Sr. Support Engineer, Bright Computing, Inc. / Univ. of Athens

Panos Labropoulos is a Sr. Support Engineer at Bright Computing assisting Bright’s customers in using the company’s flagship HPC and Big Data solutions . Prior to that he was a postdoctoral fellow at the Dutch Institute of Radio Astronomy and the University of Groningen. He graduated with a Ph.D. in Astronomy from the University of Groningen, where he was a member of the LOFAR Epoch of Reionization key science project. His research interests include high-performance and distributed computing, image processing and big data analytics.
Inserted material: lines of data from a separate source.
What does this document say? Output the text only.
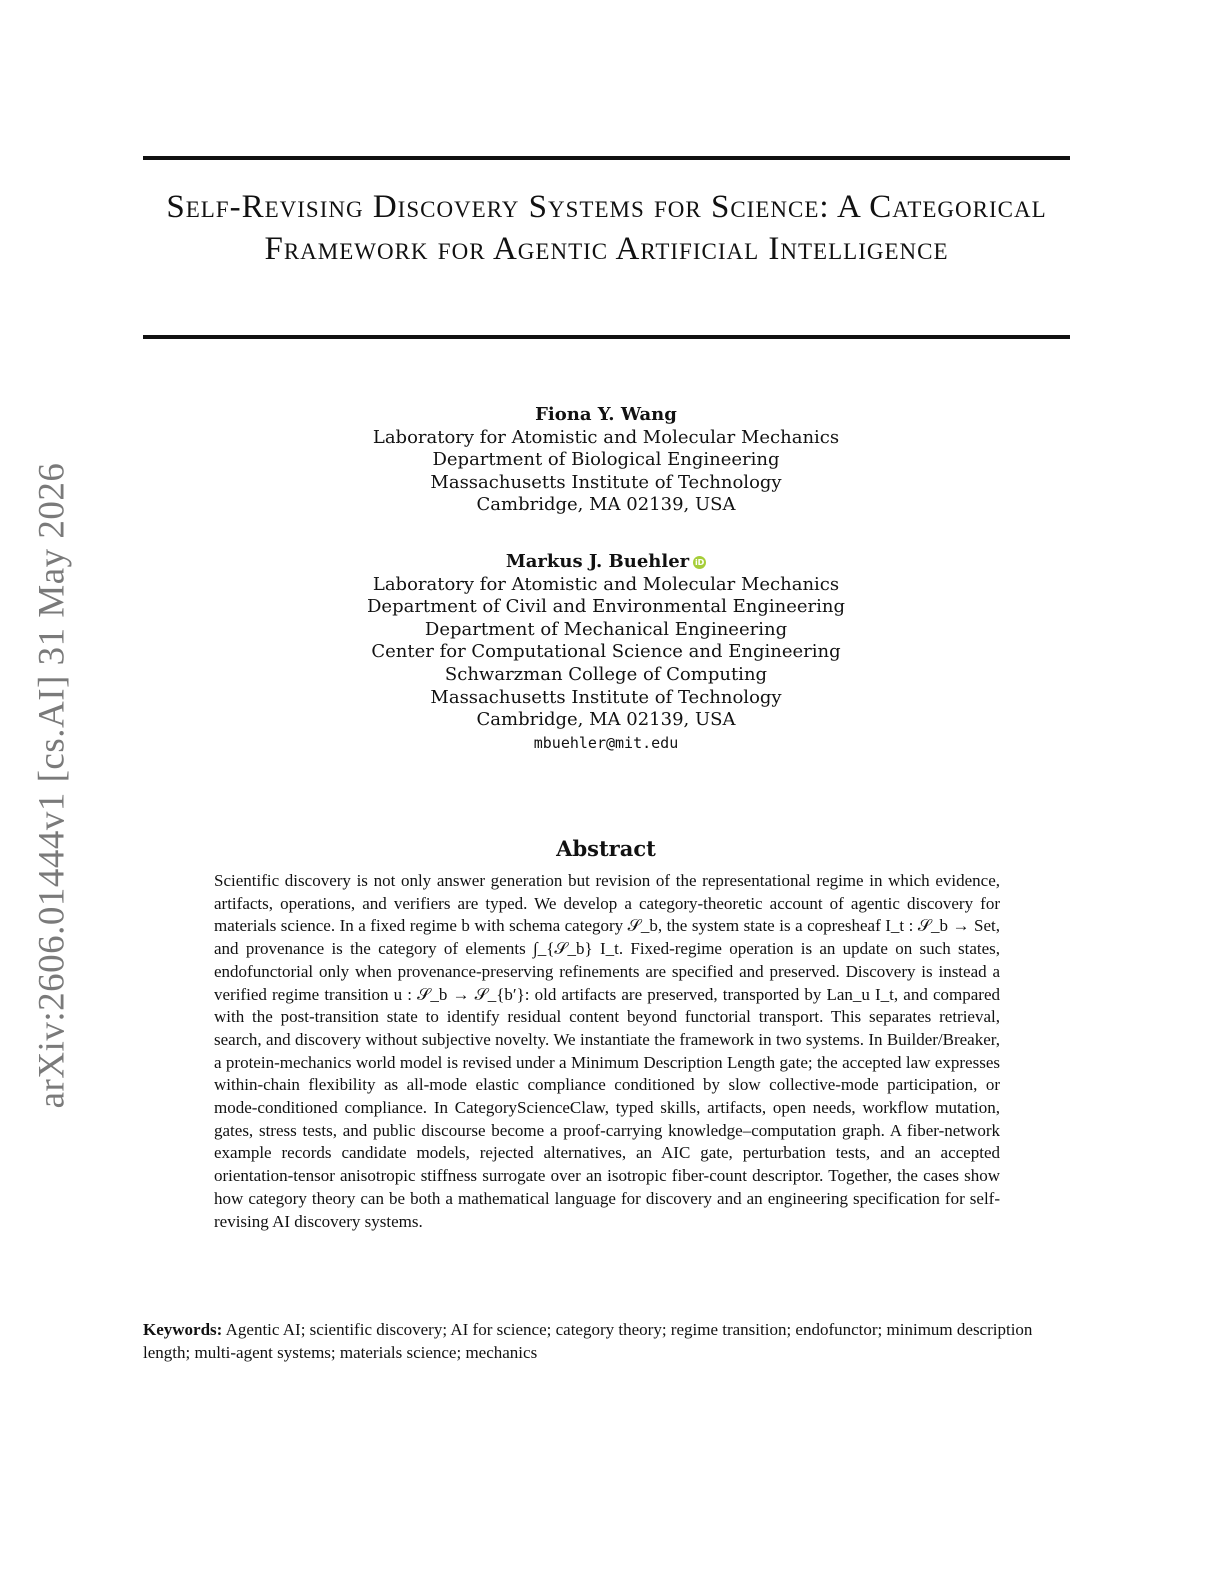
arXiv:2606.01444v1 [cs.AI] 31 May 2026
Self-Revising Discovery Systems for Science: A Categorical Framework for Agentic Artificial Intelligence
Fiona Y. Wang
Laboratory for Atomistic and Molecular Mechanics
Department of Biological Engineering
Massachusetts Institute of Technology
Cambridge, MA 02139, USA
Markus J. Buehler iD
Laboratory for Atomistic and Molecular Mechanics
Department of Civil and Environmental Engineering
Department of Mechanical Engineering
Center for Computational Science and Engineering
Schwarzman College of Computing
Massachusetts Institute of Technology
Cambridge, MA 02139, USA
mbuehler@mit.edu
Abstract

Scientific discovery is not only answer generation but revision of the representational regime in which evidence, artifacts, operations, and verifiers are typed. We develop a category-theoretic account of agentic discovery for materials science. In a fixed regime b with schema category 𝒮_b, the system state is a copresheaf I_t : 𝒮_b → Set, and provenance is the category of elements ∫_{𝒮_b} I_t. Fixed-regime operation is an update on such states, endofunctorial only when provenance-preserving refinements are specified and preserved. Discovery is instead a verified regime transition u : 𝒮_b → 𝒮_{b′}: old artifacts are preserved, transported by Lan_u I_t, and compared with the post-transition state to identify residual content beyond functorial transport. This separates retrieval, search, and discovery without subjective novelty. We instantiate the framework in two systems. In Builder/Breaker, a protein-mechanics world model is revised under a Minimum Description Length gate; the accepted law expresses within-chain flexibility as all-mode elastic compliance conditioned by slow collective-mode participation, or mode-conditioned compliance. In CategoryScienceClaw, typed skills, artifacts, open needs, workflow mutation, gates, stress tests, and public discourse become a proof-carrying knowledge–computation graph. A fiber-network example records candidate models, rejected alternatives, an AIC gate, perturbation tests, and an accepted orientation-tensor anisotropic stiffness surrogate over an isotropic fiber-count descriptor. Together, the cases show how category theory can be both a mathematical language for discovery and an engineering specification for self-revising AI discovery systems.

Keywords: Agentic AI; scientific discovery; AI for science; category theory; regime transition; endofunctor; minimum description length; multi-agent systems; materials science; mechanics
Distributed Data Processing Using Spark in Radio Astronomy

The new generation of radio interferometric arrays will enable scientists to observe the Universe with unprecedented imaging capabilities, both in terms of sensitivity and resolution. An innovative feature of these arrays is that instead of using a mechanical pointing system , the electric signals from a very large number of receiving elements will be combined in software in order to form beams in various directions. Imaging software is one of the important aspects for processing the high-volume data streams produced by such and array and is one of the best places to use Spark. Moreover, the computational requirements are so extreme that the cost of the processing systems will be dominated by power consumption, mostly through data transfers. Spark's in-memory processing model and extra algorithmic flexibility in comparison to Map-Reduce offer a clear advantage. The required data processing can be categorized as two distinct processes: calibration and imaging. The crucial point is to exploit the data parallelism across observing frequency as well as the smoothness of the variation of calibration parameters across frequency. The imaging problem itself is a deconvolution problem. Traditionally, this problem has been approached a regularized inversion however novel approaches originating form deep learning like Artificial Neural Networks trained on simulated and high SNR data can be used for optimal results. In this talk we will discuss the feasibility as well as the advantages of using Spark as a distributed processing framework for large scale (radio)-astronomical data analysis.